Tuesday, November 27, 2012

On radical reform

A lot depends on how radical we are willing to be. I believe we can go far beyond "sensibly trim defense and run less of a global empire" and fundamentally do without empire and its expense altogether. The savings that would result from radical rethinking of our place in the world are potentially enormous. It is interesting that we seem to be on a path for energy independence that seemed unimaginable as recently as a decade ago -- which removes a major excuse for aggressive foreign policy. Actually, we have been at least from the early 20th century a very large and resource rich country which always had the option to be very self-sufficient if that is what we really wanted.
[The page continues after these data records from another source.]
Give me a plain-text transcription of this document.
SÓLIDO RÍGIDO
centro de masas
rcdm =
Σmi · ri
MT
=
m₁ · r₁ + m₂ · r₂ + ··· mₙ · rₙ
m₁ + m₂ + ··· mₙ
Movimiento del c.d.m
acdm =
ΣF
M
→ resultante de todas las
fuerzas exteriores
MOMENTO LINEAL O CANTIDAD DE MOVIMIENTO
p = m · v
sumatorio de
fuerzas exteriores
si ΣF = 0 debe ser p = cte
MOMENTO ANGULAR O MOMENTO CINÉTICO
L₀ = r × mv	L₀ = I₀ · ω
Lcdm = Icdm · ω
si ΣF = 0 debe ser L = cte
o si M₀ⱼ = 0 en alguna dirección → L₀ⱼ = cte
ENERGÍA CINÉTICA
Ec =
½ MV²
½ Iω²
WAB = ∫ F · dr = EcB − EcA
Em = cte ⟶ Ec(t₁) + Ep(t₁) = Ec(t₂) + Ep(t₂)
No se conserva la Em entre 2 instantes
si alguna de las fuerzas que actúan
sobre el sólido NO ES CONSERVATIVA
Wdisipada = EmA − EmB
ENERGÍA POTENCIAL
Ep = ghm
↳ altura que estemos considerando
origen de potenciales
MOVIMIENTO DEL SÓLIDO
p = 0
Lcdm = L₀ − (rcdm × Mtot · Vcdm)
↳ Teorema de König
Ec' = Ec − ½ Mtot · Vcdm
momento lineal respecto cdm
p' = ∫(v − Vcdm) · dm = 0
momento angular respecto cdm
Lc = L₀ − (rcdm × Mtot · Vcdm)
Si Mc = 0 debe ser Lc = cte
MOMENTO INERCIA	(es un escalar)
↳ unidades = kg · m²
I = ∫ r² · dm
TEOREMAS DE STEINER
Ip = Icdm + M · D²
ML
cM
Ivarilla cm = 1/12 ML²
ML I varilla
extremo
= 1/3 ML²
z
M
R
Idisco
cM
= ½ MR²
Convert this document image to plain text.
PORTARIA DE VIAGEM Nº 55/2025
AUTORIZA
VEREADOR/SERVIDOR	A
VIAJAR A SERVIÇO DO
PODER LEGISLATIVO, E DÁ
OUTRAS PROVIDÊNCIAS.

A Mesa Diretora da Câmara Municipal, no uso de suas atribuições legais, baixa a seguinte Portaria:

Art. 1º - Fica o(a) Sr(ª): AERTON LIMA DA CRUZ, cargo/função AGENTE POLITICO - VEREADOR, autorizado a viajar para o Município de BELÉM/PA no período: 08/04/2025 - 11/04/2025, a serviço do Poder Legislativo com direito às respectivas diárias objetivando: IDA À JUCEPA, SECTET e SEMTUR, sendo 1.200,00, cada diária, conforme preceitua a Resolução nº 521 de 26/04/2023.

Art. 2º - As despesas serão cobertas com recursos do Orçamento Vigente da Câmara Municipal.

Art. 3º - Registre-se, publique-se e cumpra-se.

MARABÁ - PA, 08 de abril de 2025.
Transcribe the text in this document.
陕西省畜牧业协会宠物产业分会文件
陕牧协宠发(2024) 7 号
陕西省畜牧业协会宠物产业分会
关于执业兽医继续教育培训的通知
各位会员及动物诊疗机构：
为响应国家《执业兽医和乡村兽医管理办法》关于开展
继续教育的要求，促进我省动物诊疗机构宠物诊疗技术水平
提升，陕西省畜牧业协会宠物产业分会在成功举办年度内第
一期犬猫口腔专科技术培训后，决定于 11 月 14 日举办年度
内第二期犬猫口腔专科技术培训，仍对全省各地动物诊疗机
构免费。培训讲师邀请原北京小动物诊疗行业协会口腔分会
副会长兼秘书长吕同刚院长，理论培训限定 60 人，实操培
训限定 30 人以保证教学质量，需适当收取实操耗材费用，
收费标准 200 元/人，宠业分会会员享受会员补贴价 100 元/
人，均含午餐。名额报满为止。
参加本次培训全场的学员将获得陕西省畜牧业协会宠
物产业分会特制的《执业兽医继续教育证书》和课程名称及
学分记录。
Medical care is begging for fundamental reform that addresses its cost structure, not merely availability of insurance. When it was discovered in the 80s that the frequency of certain medical treatments varied more by geography than outcomes there developed a growing interest in outcomes research -- basically cost-benefit analysis. However, the results are basically advisory and using it effectively has been politically difficult. "Death panels" anyone? I was reminded how in the legal profession practitioners sometimes charged contingency fees where payment was due only in the case of delivering a promised outcome. Why doesn't this occur in medicine? Probably there are some laws or regulations that stand in the way. If it were the practice, however, it would powerfully direct medical providers, individuals and organizations, to make best use of outcomes research and empower patients to bargain intelligently without giving up control of their care. The role of patents in the cost structure of medical care also needs radical review.

Perhaps our main problem is that we have been a comfortable and prosperous nation too long and institutional sclerosis has set in. We have many special interests that don't want to have their boats rocked and radical solutions, like political third parties, are rejected out of hand in favor of thoroughly inside-the-box thinking.